I first noticed this whilst on a visit with some friends during early 2009. We speculated on what it's original use was and when I returned home I tried to find out online, without success. It wasn't until later that I saw it labelled as a flax drying tower on a delightfully illustrated tourist map that I'd picked up from a shop...yet still unable to find anything else about it.
Fast forward to June 2011, and another visit to Lyme brought me near to the tower again, when I took these photos...yet still unable to find anything about this particular building. However, further searches provided rather a lot of background information about the flax industry in the area. And two and a half years later I found the actual name and possible use of the tower. More below...

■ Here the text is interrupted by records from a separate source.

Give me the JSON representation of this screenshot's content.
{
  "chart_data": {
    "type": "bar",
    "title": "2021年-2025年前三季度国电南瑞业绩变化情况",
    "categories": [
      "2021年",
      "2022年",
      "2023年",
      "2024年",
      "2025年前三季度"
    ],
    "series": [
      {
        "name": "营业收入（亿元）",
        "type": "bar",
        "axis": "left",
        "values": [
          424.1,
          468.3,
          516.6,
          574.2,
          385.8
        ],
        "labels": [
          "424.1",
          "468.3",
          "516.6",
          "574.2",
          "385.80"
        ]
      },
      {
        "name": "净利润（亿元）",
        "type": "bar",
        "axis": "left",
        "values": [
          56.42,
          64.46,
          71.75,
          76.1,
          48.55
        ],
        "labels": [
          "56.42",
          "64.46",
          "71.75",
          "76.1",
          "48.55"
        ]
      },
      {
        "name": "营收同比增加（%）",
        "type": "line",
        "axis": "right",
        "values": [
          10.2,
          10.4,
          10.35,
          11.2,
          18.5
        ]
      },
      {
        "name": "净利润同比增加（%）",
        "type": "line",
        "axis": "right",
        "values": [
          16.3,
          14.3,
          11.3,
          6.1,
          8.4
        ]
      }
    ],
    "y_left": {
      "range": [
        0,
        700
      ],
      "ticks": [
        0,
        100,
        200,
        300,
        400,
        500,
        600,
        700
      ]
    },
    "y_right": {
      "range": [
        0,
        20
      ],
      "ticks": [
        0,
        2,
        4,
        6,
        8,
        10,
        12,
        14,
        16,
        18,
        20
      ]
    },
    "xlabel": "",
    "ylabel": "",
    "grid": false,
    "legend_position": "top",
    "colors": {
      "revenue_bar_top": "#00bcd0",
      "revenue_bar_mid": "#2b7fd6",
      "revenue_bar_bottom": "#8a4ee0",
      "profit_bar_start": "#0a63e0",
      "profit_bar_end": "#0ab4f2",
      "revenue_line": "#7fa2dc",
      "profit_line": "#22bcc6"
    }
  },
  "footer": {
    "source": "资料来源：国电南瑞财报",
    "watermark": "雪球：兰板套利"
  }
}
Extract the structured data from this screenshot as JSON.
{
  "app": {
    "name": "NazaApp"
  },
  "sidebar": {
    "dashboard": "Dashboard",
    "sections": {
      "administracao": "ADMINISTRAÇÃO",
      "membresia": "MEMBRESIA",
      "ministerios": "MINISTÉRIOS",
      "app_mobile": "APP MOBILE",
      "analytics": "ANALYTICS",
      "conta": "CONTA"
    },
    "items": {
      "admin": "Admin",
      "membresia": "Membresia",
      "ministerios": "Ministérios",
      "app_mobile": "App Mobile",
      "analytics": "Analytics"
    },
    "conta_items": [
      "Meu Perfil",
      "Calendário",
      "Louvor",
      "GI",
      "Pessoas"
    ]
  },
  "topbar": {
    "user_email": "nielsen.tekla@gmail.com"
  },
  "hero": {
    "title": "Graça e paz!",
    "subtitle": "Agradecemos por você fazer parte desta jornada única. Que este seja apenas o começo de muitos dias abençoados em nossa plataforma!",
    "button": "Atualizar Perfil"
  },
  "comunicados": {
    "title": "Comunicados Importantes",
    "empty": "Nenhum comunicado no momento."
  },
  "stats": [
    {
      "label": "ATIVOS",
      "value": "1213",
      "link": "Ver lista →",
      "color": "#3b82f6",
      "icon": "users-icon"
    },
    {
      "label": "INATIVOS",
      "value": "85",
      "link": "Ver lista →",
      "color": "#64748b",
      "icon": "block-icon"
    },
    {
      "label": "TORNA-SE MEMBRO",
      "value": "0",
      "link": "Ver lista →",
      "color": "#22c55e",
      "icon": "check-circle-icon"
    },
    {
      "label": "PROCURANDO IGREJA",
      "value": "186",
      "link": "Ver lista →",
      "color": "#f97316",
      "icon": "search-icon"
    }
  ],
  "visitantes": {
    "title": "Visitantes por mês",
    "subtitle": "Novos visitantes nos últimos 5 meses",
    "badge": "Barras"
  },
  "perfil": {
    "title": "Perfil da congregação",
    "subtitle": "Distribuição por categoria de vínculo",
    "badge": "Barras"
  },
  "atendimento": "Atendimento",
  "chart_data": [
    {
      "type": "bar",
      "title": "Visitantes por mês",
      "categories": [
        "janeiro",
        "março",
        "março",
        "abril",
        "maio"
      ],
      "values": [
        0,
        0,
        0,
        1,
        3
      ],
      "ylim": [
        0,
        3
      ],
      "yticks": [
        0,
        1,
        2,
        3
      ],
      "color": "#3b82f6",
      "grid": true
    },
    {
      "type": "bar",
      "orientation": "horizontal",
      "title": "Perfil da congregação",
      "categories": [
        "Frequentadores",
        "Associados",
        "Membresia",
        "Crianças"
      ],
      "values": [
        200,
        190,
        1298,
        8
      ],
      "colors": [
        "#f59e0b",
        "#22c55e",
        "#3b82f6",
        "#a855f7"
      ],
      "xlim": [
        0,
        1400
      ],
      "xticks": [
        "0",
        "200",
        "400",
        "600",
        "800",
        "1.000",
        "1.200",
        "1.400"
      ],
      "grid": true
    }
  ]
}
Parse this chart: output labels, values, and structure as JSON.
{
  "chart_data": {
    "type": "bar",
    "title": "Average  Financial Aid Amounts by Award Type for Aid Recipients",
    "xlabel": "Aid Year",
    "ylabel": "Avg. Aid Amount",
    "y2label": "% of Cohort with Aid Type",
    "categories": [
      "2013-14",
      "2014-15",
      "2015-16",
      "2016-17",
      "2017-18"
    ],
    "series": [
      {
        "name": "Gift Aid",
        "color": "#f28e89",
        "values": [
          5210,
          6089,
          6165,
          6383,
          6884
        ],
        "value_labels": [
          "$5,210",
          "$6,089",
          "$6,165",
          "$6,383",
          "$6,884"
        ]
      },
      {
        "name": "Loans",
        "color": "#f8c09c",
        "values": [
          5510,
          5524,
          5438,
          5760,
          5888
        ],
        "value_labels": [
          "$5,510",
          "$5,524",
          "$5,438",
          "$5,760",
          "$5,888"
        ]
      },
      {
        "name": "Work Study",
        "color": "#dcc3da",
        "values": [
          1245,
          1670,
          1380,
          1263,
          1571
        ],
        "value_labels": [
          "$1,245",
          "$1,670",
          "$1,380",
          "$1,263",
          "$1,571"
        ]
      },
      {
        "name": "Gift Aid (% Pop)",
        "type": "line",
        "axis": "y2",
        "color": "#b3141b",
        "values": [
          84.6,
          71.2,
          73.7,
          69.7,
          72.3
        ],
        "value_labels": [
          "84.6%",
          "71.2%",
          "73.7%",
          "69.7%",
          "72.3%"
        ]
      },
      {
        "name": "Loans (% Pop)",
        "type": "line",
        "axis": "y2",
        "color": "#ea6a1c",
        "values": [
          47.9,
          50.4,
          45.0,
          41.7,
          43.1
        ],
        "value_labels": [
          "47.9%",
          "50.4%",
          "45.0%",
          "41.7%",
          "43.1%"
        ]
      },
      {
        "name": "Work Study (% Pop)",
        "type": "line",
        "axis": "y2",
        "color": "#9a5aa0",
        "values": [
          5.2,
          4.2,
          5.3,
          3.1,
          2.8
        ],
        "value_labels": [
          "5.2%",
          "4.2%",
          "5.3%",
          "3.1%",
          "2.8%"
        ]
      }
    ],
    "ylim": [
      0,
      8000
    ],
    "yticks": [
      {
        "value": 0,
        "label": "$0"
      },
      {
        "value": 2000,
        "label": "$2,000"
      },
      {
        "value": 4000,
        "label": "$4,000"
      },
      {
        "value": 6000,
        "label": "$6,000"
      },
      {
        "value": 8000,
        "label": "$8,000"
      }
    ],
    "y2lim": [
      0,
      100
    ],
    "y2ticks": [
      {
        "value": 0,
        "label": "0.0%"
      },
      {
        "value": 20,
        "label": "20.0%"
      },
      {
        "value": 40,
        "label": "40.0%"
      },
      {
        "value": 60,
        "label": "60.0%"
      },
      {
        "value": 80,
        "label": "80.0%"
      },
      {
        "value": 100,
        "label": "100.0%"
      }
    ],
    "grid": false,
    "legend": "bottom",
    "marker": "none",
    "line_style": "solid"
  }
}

Some of the history of flax in relation to the area is as follows. It is assumed that flax was grown locally for small-scale production of linen or twine. Loom House, near Cannington Viaduct in Uplyme, was found to have flax in it's attic and, along with hemp, they are both known to have been grown in West Dorset for twine and cordage during the late 18th and 19th centuries.
Another local need was that of sailcloth, ropes and netting for boatbuilding and fishing. Twine and cordage produced from flax is indicated by the names of fields in the area, such as Spinning Yard and Line Walk, which refers to long, narrow and open walkways lined with trees to afford shade and support for holding the yarns off the ground.
After researching the flax industry in the area, I still had no idea about this particular building. However, another fast forward to December 2013, when I received an email from a gentleman who was researching a tower in Ireland. After a few emails back and forth, and further research, I found an item on the Lyme Regis Museum website indicating that this one in Lyme is actually a wool drying tower, and is called The Lyme Round House, which I have now added to the title.Apparently, wool was quite an extensive production in the Lim Valley, involving families, farms, watermills and, later on, two small factories alongside the River Lim; the various processes contributed by the people of Lyme Regis and Uplyme just over the border in Devon. However, there still remains an historical link to flax, therefore I'm hedging my bets by keeping both wool and flax in the title. ;)
No album as yet in the Photo Gallery, as I only have these three photos. I will add more if I have the opportunity to visit more closely.